Let’s assume that you are referred to a surgeon and after a thorough consultation, you want a Laparoscopic Hernia repair. You can query your insurance company with a procedural code supplied by your surgeon and ask for an out of network allowance and payment. The person on the phone is unlikely to provide you with a clear and accurate answer. First, that person who probably has little medical or surgical knowledge, will try to convince you to seek out an in-network surgeon, Dr. X and Dr Z who are listed as doing laparoscopic hernia repairs. They have no idea which technique, the success rate or the experience of that surgeon. In fact, the accomplished surgeon that you consulted and chose may have taught the insurance company’s surgeons a year or two previously. The insurance company interferes with your decision so that the very low in-network fee will replace the out-of-network fee. Then they interject that you should avoid out of network expenses. You did expect and plan these expenses when you purchased this policy that allows you this choice in this situation. Now you have to decide again. Are apples the same as oranges because they cost less?

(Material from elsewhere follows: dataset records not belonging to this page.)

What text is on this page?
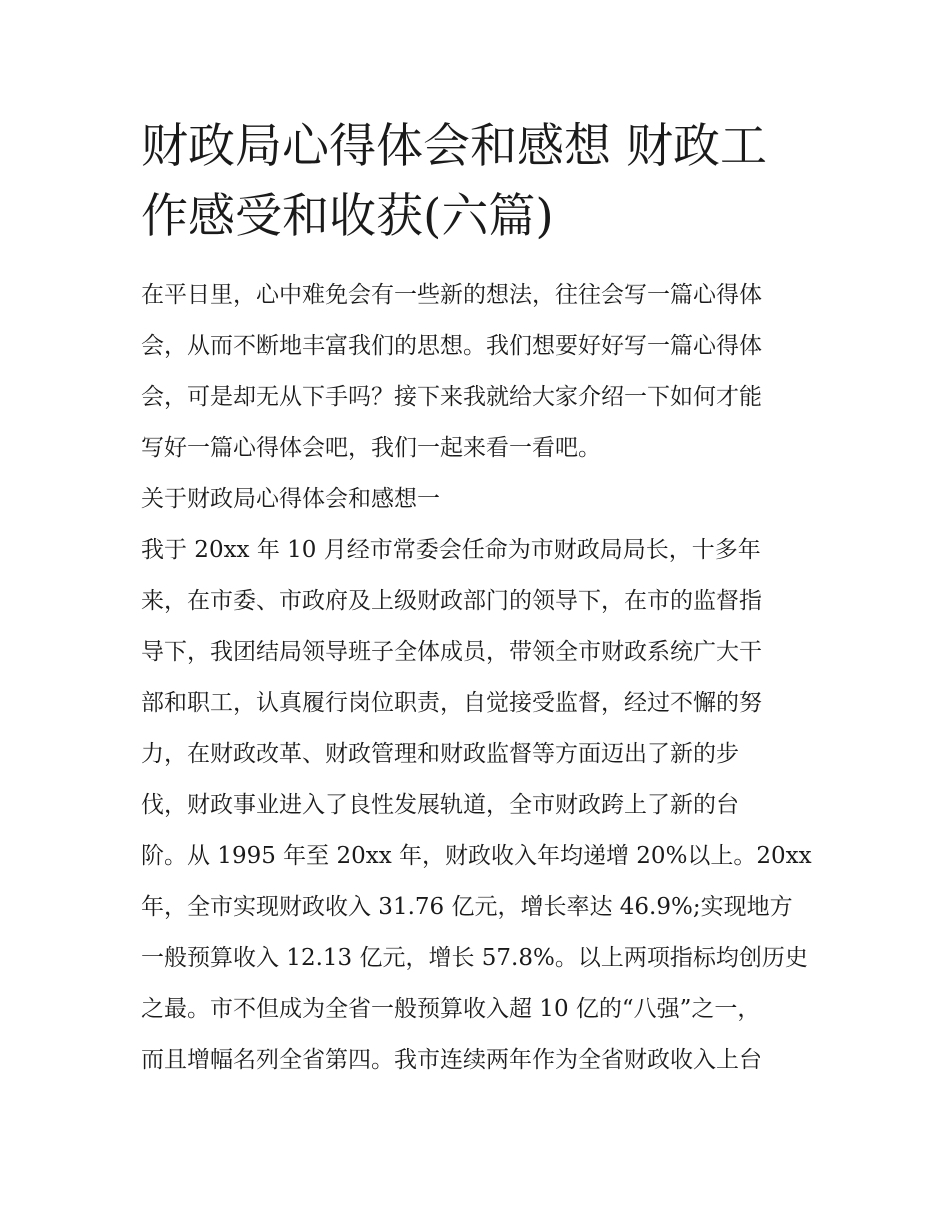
财政局心得体会和感想 财政工
作感受和收获(六篇)
在平日里，心中难免会有一些新的想法，往往会写一篇心得体
会，从而不断地丰富我们的思想。我们想要好好写一篇心得体
会，可是却无从下手吗？接下来我就给大家介绍一下如何才能
写好一篇心得体会吧，我们一起来看一看吧。
关于财政局心得体会和感想一
我于 20xx 年 10 月经市常委会任命为市财政局局长，十多年
来，在市委、市政府及上级财政部门的领导下，在市的监督指
导下，我团结局领导班子全体成员，带领全市财政系统广大干
部和职工，认真履行岗位职责，自觉接受监督，经过不懈的努
力，在财政改革、财政管理和财政监督等方面迈出了新的步
伐，财政事业进入了良性发展轨道，全市财政跨上了新的台
阶。从 1995 年至 20xx 年，财政收入年均递增 20%以上。20xx
年，全市实现财政收入 31.76 亿元，增长率达 46.9%;实现地方
一般预算收入 12.13 亿元，增长 57.8%。以上两项指标均创历史
之最。市不但成为全省一般预算收入超 10 亿的“八强”之一，
而且增幅名列全省第四。我市连续两年作为全省财政收入上台
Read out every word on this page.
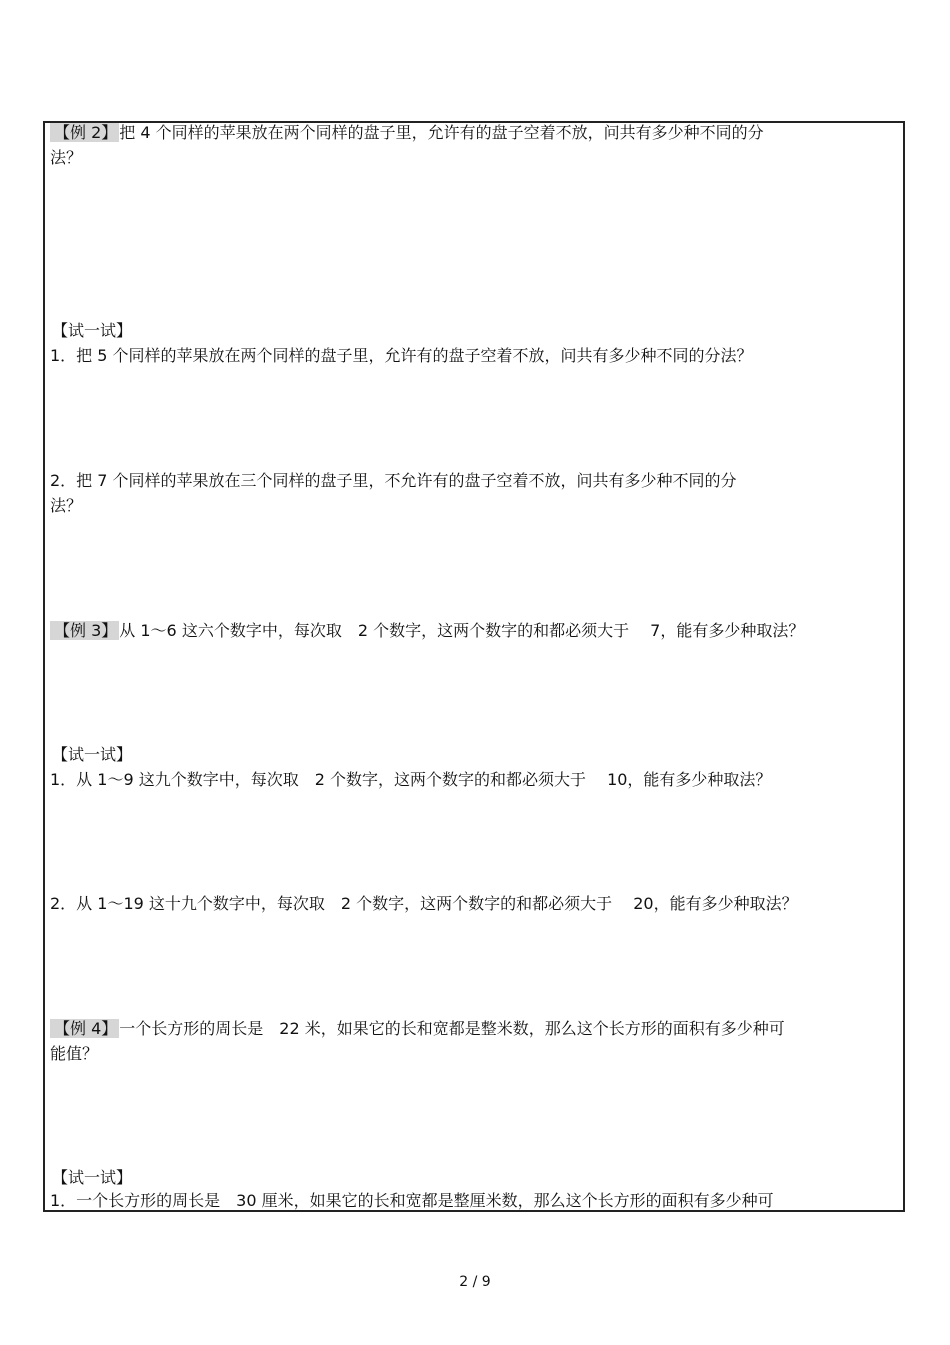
【例 2】 把 4 个同样的苹果放在两个同样的盘子里，允许有的盘子空着不放，问共有多少种不同的分
法？
【试一试】
1．把 5 个同样的苹果放在两个同样的盘子里，允许有的盘子空着不放，问共有多少种不同的分法？
2．把 7 个同样的苹果放在三个同样的盘子里，不允许有的盘子空着不放，问共有多少种不同的分
法？
【例 3】 从 1～6 这六个数字中，每次取　2 个数字，这两个数字的和都必须大于　 7，能有多少种取法？
【试一试】
1．从 1～9 这九个数字中，每次取　2 个数字，这两个数字的和都必须大于　 10，能有多少种取法？
2．从 1～19 这十九个数字中，每次取　2 个数字，这两个数字的和都必须大于　 20，能有多少种取法？
【例 4】 一个长方形的周长是　22 米，如果它的长和宽都是整米数，那么这个长方形的面积有多少种可
能值？
【试一试】
1．一个长方形的周长是　30 厘米，如果它的长和宽都是整厘米数，那么这个长方形的面积有多少种可
2 / 9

Then they quote you an allowance that seems lower than what the first surgeon led you to expect. You decide to negotiate with your surgeon to “get IT for less.” You may be angry that the allowance is not close, after all you were told that this is the “usual and customary fee.” Understand that each insurance company has a different “usual and customary fee” for different products (policies) and these fees have little to do with anything more than an arbitrarily chosen percentile of average fees during some remote year based on the companies analysis of profit for each product. You may not have the highest level of reimbursement because you chose not to pay the highest premium. Sometime these companies quote the wrong allowance, possibly because of the training of personnel, possibly to continue harassment.
For many years, companies depended on limited savvy on the part of physicians and patients. Now, physicians also have computers and can track payments for specific services by specific companies. Ask your surgeon for examples of the inconstant “usual and customary fees” for the same service.
In summary, making decisions about specialty care in the year 2000 requires self-education and knowing who will guide you to your best choice of options. Special interests have serous impacts on decision-making and quality of care.